絵本本編の挿絵は全て汽車のえほん各巻からの引用です。

SLと云う言い方について:原書のえほんを読まれた方、DVDを英語で楽しんでいる方、作品中でSLという呼び方は一切出てこないのにお気付きになりませんか?SLの元になったと思われる英語「steam locomotion」は正確には「蒸気機関車」だけを指すのではなく、「蒸気機関で移動する物全般」を意味するので、「蒸気自動車」や「蒸気船」を意味することもあります。 鉄道発祥の地の英国では、他の動力方式の機関車とあえて区別する必要の有る時は、Steam Locomotive engineと呼ぶそうですが、短く呼ぶ時でもSLとは略さないで、単純にSteamとだけいうようです。
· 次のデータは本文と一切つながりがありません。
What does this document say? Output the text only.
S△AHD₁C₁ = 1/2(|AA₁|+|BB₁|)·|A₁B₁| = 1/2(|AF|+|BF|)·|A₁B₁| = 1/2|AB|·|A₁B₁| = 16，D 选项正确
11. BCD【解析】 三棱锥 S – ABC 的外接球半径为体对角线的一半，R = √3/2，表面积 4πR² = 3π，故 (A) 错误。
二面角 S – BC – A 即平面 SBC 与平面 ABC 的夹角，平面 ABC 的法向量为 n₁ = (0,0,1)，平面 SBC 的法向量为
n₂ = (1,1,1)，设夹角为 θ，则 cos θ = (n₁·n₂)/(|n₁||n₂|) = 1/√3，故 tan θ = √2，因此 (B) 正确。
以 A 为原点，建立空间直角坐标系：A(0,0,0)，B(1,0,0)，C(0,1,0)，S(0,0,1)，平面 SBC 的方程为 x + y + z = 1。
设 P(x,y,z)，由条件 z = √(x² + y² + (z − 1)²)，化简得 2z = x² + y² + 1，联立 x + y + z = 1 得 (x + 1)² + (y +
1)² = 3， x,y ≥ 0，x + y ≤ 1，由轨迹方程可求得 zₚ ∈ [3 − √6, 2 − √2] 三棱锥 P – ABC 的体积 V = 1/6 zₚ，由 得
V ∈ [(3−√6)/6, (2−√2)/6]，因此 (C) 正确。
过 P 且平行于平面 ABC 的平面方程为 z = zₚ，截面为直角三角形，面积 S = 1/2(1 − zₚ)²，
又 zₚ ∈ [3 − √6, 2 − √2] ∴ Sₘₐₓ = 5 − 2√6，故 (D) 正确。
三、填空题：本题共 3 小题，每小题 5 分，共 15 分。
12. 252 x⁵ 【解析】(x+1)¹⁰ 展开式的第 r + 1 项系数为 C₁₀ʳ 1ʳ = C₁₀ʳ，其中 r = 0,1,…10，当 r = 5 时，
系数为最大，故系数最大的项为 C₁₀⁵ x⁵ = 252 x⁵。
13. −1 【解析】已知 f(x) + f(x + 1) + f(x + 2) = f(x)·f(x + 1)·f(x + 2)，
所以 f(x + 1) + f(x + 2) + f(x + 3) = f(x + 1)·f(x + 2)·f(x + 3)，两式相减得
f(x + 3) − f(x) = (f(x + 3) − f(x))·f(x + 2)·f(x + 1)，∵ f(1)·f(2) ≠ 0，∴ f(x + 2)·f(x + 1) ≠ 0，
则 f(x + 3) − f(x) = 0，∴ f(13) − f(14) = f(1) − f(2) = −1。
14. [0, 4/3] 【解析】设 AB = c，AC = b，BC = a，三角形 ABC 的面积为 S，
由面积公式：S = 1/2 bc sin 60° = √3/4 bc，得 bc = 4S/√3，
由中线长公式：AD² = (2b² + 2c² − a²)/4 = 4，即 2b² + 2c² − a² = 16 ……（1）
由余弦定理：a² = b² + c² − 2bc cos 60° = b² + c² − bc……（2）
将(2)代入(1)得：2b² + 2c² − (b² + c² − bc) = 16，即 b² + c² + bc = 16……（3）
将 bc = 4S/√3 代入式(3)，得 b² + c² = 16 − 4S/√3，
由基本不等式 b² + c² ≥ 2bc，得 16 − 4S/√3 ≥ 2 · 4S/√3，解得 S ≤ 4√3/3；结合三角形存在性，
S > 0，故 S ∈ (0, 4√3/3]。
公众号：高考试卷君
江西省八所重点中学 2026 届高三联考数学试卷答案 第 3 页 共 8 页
またなにも付けずにEngineあるいはLocomotiveといえば、機関車全般の事を指すようですが、文脈で蒸気機関車の意味で使用されることが多いようです。英国ではEngine、米国ではLocomotive、を主に使う様です。トーマスはタンク機関車なので劇中ではよくTank Engineと呼ばれてますね。また日本語版の原作絵本では鉄道用語監修の黒岩源雄氏がきちんと管理されたからか、翻訳の桑原・清水両氏の適切な仕事の賜物かSLという呼び方は一切使われていません。英語に本来無いSLという呼び方は、1960年代末から1970年代中ごろまでの「SLブーム」の頃に日本だけで定着したアルファベット日本語なのです。私の推測交じりなので間違っているかもしれませんが、SLブームの少し前の1965年7月に交友社から「SL」というマニア向けの不定期刊行誌が創刊されました。交友社は鉄道趣味雑誌の出版社として有名ですが、本業は戦前から続く鉄道技術者の養成用教本の出版社で執筆者の多くは国鉄関係の方です。「SL」も趣味の雑誌でしたが国鉄職員の方が編集に携わっていらっしゃいました。国鉄関係者の方の間で使われていた蒸気機関車を指す符丁「SL」が雑誌の名前に使われ、それがそのままブームを象徴する呼び名になってしまいSLが定着していったようです。ただ、当時国鉄職員で「SL」の編集長だった黒岩保美氏が書かれた文章には、SLという呼び方はほとんど出てきません。あくまで勝手な想像ですが、営業上は使っても、個人的にはお嫌いだったのかもしれません。 同様に英語では、DLとかELとかの呼び方も使わないようです。あえていえば、やはり厳密に区別するような場面ではInternal Combustion Locomotive engineとかElectric Locomotive engineとは、呼ぶ事があるようですが、頭文字で省略したりはしないようです。略すときはPetrol、Diesel、Electric、と単純に呼ぶようです。文脈によっては、単にEngineとかLocomotive、も使います。